EDTA, ethylenediaminetetraacetic acid; GI, gastrointestinal; IEM, inborn error of metabolism.
Hyperammonemia. Ammonia is an intermediary in the catabolism of nitrogen-containing compounds,
particularly amino acids. Normal ammonia levels are less than 100 μg/dL in neonates and less than 80
μg/dL beyond the neonatal period. Elevated ammonia is neurotoxic and immediate treatment should
begin pending confirmation of a specific diagnosis.

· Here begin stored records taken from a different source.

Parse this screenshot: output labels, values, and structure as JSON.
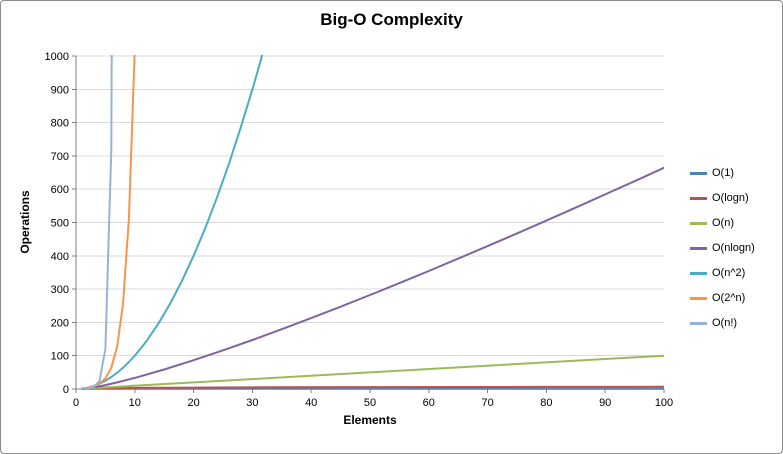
{
  "chart_data": {
    "type": "line",
    "title": "Big-O Complexity",
    "xlabel": "Elements",
    "ylabel": "Operations",
    "xlim": [
      0,
      100
    ],
    "ylim": [
      0,
      1000
    ],
    "x_ticks": [
      0,
      10,
      20,
      30,
      40,
      50,
      60,
      70,
      80,
      90,
      100
    ],
    "y_ticks": [
      0,
      100,
      200,
      300,
      400,
      500,
      600,
      700,
      800,
      900,
      1000
    ],
    "grid": "horizontal",
    "legend_position": "right",
    "gridline_color": "#D9D9D9",
    "axis_color": "#808080",
    "background_color": "#FFFFFF",
    "series": [
      {
        "name": "O(1)",
        "color": "#4F81BD",
        "points": [
          [
            1,
            1
          ],
          [
            100,
            1
          ]
        ]
      },
      {
        "name": "O(logn)",
        "color": "#C0504D",
        "points": [
          [
            1,
            0
          ],
          [
            2,
            1
          ],
          [
            3,
            1.6
          ],
          [
            4,
            2
          ],
          [
            6,
            2.6
          ],
          [
            8,
            3
          ],
          [
            12,
            3.6
          ],
          [
            16,
            4
          ],
          [
            24,
            4.6
          ],
          [
            32,
            5
          ],
          [
            48,
            5.6
          ],
          [
            64,
            6
          ],
          [
            80,
            6.3
          ],
          [
            100,
            6.6
          ]
        ]
      },
      {
        "name": "O(n)",
        "color": "#9BBB59",
        "points": [
          [
            1,
            1
          ],
          [
            25,
            25
          ],
          [
            50,
            50
          ],
          [
            75,
            75
          ],
          [
            100,
            100
          ]
        ]
      },
      {
        "name": "O(nlogn)",
        "color": "#8064A2",
        "points": [
          [
            1,
            0
          ],
          [
            2,
            2
          ],
          [
            3,
            4.8
          ],
          [
            5,
            11.6
          ],
          [
            7,
            19.7
          ],
          [
            10,
            33.2
          ],
          [
            15,
            58.6
          ],
          [
            20,
            86.4
          ],
          [
            25,
            116.1
          ],
          [
            30,
            147.2
          ],
          [
            35,
            179.5
          ],
          [
            40,
            212.9
          ],
          [
            45,
            247.2
          ],
          [
            50,
            282.2
          ],
          [
            55,
            317.9
          ],
          [
            60,
            354.4
          ],
          [
            65,
            391.5
          ],
          [
            70,
            429
          ],
          [
            75,
            467.2
          ],
          [
            80,
            505.8
          ],
          [
            85,
            544.8
          ],
          [
            90,
            584.3
          ],
          [
            95,
            624.1
          ],
          [
            100,
            664.4
          ]
        ]
      },
      {
        "name": "O(n^2)",
        "color": "#4BACC6",
        "points": [
          [
            1,
            1
          ],
          [
            2,
            4
          ],
          [
            3,
            9
          ],
          [
            4,
            16
          ],
          [
            5,
            25
          ],
          [
            6,
            36
          ],
          [
            7,
            49
          ],
          [
            8,
            64
          ],
          [
            9,
            81
          ],
          [
            10,
            100
          ],
          [
            12,
            144
          ],
          [
            14,
            196
          ],
          [
            16,
            256
          ],
          [
            18,
            324
          ],
          [
            20,
            400
          ],
          [
            22,
            484
          ],
          [
            24,
            576
          ],
          [
            26,
            676
          ],
          [
            28,
            784
          ],
          [
            30,
            900
          ],
          [
            31,
            961
          ],
          [
            32,
            1024
          ]
        ]
      },
      {
        "name": "O(2^n)",
        "color": "#F79646",
        "points": [
          [
            1,
            2
          ],
          [
            2,
            4
          ],
          [
            3,
            8
          ],
          [
            4,
            16
          ],
          [
            5,
            32
          ],
          [
            6,
            64
          ],
          [
            7,
            128
          ],
          [
            8,
            256
          ],
          [
            9,
            512
          ],
          [
            10,
            1024
          ]
        ]
      },
      {
        "name": "O(n!)",
        "color": "#95B3D7",
        "points": [
          [
            1,
            1
          ],
          [
            2,
            2
          ],
          [
            3,
            6
          ],
          [
            4,
            24
          ],
          [
            5,
            120
          ],
          [
            6,
            720
          ],
          [
            7,
            5040
          ]
        ]
      }
    ]
  }
}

Early manifestations of hyperammonemia are
anorexia and irritability, followed by rapid progression to vomiting, lethargy, seizures, coma, and death in
hours. Marked hyperammonemia causes brainstem dysfunction leading to deep rapid breathing and
resulting in respiratory alkalosis, a hallmark of urea cycle disorders. Cerebral edema and intracranial
hemorrhage are also common. Children and adolescents may report headache, abdominal pain, and
fatigue. Some patients with chronic hyperammonemia adapt to their elevated ammonia level and may
appear to have no overt symptoms despite elevated ammonia.